Selasa, 14 Agustus 2007

Siapa Aku?

Banyak orang yang tidak mengetahui secara benar tentang dirinya. Mereka sekedar mengetahui sebagai manusia yang terdiri dari sesosok tubuh dengan daging dan darah, yang tumbuh oleh nutrisi yang masuk ke dalam tubuhnya. Mereka tidak mengetahui hakekat dirinya.
Jika kita salah memaknai kehadiran kita di dunia ini, maka kita akan salah mengisi kehidupan kita. Memanfaatkan waktu secara sia-sia yang pada akhirnya membuat kehidupan kita juga sia-sia, tak bermakna. Sering kita mendengar kisah hidup seorang anak manusia, yang dalam perjalanan hidupnya merasa tak melakukan sesuatu yang bermanfaat dan pada masa tuanya merasa menyesal karena tidak berbuat yang terbaik bagi kesuksesan dan kebahagiaan pada masa tuanya.

Saya punya teman berbincang sewaktu tinggal di Jakarta. Setiap ketemu kami sering bicara tentang aktivitas masing-masing. Sebut saja namanya Ario, usianya diatasku sekitar 6-7 tahunan. Ario seorang yang supel, mudah berkomunikasi dengan banyak orang. Dia tidak punya kerjaan tetap. Istrinya bekerja sebagai pegawai sebuah perusahaan asuransi dan dengan penghasilan sang istri ini, untuk hidup secara sederhana dengan tiga orang anak dalam keluarganya, cukuplah. Namun sebagai seorang kepala rumah tangga, Ario tak ingin hanya menggantungkan hidup pada sang istri. Dia berupaya untuk melakukan aktivitas yang bisa menghasilkan uang.

Karena mudah bergaul dan akrab dengan siapa aja, maka pada saat di Jakarta diberlakukan adanya Dewan Kelurahan (Dekel) di tiap kelurahan, melalui RT/RW dia mencalonkan dan akhirnya jadi. Kemudian dia jadi koordinator tingkat kelurahan dan bahkan tingkat kecamatan. Diminta tampil dalam talk show di TVRI dalam acara RT/RW. Kawan-kawannya bertambah banyak. Dia kemudian juga jadi pengurus sebuah partai pemenang Pemilu 2004 dan aktif dalam komunitasnya.

Setelah pindah ke Semarang, saya masih berusaha untuk bisa silaturrahmi padanya minimal setengah tahun sekali kalau pas ada acara di Jakarta. Saya tetap berbincang hangat dengan Ario.
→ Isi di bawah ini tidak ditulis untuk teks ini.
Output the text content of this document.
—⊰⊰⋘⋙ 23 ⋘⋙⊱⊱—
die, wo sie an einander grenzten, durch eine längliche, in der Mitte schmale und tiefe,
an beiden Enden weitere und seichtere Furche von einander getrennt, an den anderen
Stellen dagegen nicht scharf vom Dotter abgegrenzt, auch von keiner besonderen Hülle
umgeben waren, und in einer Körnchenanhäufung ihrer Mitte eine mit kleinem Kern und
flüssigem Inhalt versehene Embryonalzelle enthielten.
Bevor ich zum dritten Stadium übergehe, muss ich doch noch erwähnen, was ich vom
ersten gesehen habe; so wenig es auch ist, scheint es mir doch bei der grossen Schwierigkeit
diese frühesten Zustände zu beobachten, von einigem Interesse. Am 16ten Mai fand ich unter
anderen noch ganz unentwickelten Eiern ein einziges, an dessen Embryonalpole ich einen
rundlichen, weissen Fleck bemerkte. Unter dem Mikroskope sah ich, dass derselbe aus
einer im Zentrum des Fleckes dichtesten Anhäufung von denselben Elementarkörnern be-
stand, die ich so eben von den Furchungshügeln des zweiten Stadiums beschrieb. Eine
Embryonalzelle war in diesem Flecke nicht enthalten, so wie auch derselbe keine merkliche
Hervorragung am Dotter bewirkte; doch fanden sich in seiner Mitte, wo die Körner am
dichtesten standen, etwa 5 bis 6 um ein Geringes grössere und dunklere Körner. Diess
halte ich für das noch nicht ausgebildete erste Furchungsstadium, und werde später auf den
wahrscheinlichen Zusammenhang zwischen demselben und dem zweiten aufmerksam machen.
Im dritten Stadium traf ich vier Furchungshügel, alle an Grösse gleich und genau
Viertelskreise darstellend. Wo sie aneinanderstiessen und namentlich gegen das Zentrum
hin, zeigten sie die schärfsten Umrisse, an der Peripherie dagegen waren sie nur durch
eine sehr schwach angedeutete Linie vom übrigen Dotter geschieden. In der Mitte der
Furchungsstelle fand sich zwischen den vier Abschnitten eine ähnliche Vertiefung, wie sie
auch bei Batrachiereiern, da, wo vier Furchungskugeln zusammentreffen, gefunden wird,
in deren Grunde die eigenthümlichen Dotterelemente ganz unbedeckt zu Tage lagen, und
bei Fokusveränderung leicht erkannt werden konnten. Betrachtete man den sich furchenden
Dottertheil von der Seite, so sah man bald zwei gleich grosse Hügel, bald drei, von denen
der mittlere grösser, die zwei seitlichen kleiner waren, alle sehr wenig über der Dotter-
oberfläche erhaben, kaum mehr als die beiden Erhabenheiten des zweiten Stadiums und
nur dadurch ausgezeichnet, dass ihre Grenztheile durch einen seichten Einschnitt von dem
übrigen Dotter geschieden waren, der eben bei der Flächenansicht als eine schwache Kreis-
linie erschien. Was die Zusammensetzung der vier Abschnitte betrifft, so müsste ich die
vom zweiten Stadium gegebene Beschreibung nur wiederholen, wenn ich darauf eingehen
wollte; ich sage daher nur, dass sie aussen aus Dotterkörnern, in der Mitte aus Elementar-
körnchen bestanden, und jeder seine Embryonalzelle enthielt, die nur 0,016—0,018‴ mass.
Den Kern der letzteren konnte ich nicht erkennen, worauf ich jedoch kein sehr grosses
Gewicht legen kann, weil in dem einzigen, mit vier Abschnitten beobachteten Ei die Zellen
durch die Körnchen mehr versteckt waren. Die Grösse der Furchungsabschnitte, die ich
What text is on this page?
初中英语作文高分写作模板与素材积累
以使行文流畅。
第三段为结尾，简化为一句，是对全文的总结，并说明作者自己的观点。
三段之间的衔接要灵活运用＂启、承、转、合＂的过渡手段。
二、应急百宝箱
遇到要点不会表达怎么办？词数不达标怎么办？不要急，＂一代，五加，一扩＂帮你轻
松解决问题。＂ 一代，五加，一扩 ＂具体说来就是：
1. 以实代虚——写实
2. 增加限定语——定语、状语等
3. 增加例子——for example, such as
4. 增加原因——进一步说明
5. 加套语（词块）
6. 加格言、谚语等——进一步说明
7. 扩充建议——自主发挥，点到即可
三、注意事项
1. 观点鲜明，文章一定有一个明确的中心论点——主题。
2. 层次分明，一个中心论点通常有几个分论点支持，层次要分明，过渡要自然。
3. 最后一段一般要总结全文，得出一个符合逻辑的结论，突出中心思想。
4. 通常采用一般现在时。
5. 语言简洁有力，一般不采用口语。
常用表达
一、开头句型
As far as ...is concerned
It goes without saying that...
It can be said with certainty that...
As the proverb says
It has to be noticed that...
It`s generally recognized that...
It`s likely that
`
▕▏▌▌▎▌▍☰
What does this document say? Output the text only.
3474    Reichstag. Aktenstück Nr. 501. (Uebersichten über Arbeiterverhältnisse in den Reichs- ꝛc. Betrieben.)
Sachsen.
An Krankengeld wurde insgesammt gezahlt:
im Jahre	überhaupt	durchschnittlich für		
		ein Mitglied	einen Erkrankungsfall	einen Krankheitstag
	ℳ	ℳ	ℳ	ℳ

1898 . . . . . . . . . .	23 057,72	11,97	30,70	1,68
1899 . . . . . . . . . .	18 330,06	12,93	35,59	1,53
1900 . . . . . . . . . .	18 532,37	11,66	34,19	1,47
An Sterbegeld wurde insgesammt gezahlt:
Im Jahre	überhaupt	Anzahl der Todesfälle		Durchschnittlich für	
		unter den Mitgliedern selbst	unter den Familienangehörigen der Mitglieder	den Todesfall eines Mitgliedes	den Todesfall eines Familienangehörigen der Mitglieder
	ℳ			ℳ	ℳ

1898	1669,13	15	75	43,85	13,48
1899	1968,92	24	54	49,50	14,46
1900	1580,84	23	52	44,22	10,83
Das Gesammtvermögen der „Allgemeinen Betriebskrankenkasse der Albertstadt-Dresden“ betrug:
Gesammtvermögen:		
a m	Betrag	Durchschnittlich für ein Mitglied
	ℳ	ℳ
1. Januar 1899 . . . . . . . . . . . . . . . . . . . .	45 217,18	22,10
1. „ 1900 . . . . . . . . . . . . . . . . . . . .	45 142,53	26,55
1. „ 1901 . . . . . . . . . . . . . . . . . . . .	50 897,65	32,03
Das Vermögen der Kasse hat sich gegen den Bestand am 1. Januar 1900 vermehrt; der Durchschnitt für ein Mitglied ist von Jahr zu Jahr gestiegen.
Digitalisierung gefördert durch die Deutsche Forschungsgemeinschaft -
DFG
Namun tiga bulan yang lalu, saya mendengar Ario terkena stroke dan tidak bisa lakukan apa-apa. Awal juli lalu saya main ke Jakarta, mampir ke rumahnya. Alhamdulillah cukup banyak kemajuan, Ario sudah bisa bangun, duduk dan berjalan dengan penopang segitiga untuk ke ruang tamu atau teras samping.

Ada pernyataannya yang bagi saya cukup mengagetkan, Ario merasa bahwa dirinya selama ini tidak berbuat banyak dan kurang bersyukur pada Allah. "Sekarang baru saya sadari, betapa sesungguhnya saya butuh untuk bisa dekat dengan Allah, bisa sholat di masjid dan bisa banyak bersyukur atas kenikmatan yang Allah karuniakan pada kami." katanya menyesal. "Sekarang saya merasa tak punya apa-apa, kekayaan, kewibawaan bahkan harga diri sebagai seorang manusia pun saya tak punya." tambahnya.

Saya menilai, kenapa Ario bisa mengatakan ketidakberdayaannya itu? Padahal sebelum kena stroke, saya pikir dia orang yang tegar, orang yang bekerja keras, orang yang pandai bergaul dan terlihat bahagia. Saya rasa, karena dia jarang melakukan relaksasi dan melakukan perenungan dengan hati nuraninya. Dia pintar namun sebatas tingkat cognitive saja, tidak berusaha sampai ke tingkat affektive. Kurang penghayatan. Kurang perenungan. Termasuk merenungi diri sebagai manusia. Bagaimana hakekat manusia di muka bumi ini.

Agar kita bisa memanfaatkan diri dan waktu kita, maka kita harus tahu siapakah aku? Darimana aku? Dan kemana aku nanti? Pertanyaan filosofis yang akan muncul dalam benak kita jika melakukan suatu perenungan secara mendalam tentang diri kita. Untuk mendapatkan jawaban atas pertanyaan tersebut kita tak bisa hanya dengan melakukan perenungan. Kita membutuhkan petunjuk dan petunjuk tersebut bagi orang beragama adalah kitab suci. Bagi kita yang beragama Islam, jawaban atas pertanyaan-pertanyaan diatas perlu menengok pada kitab suci Al-Quran dan Al-Hadits.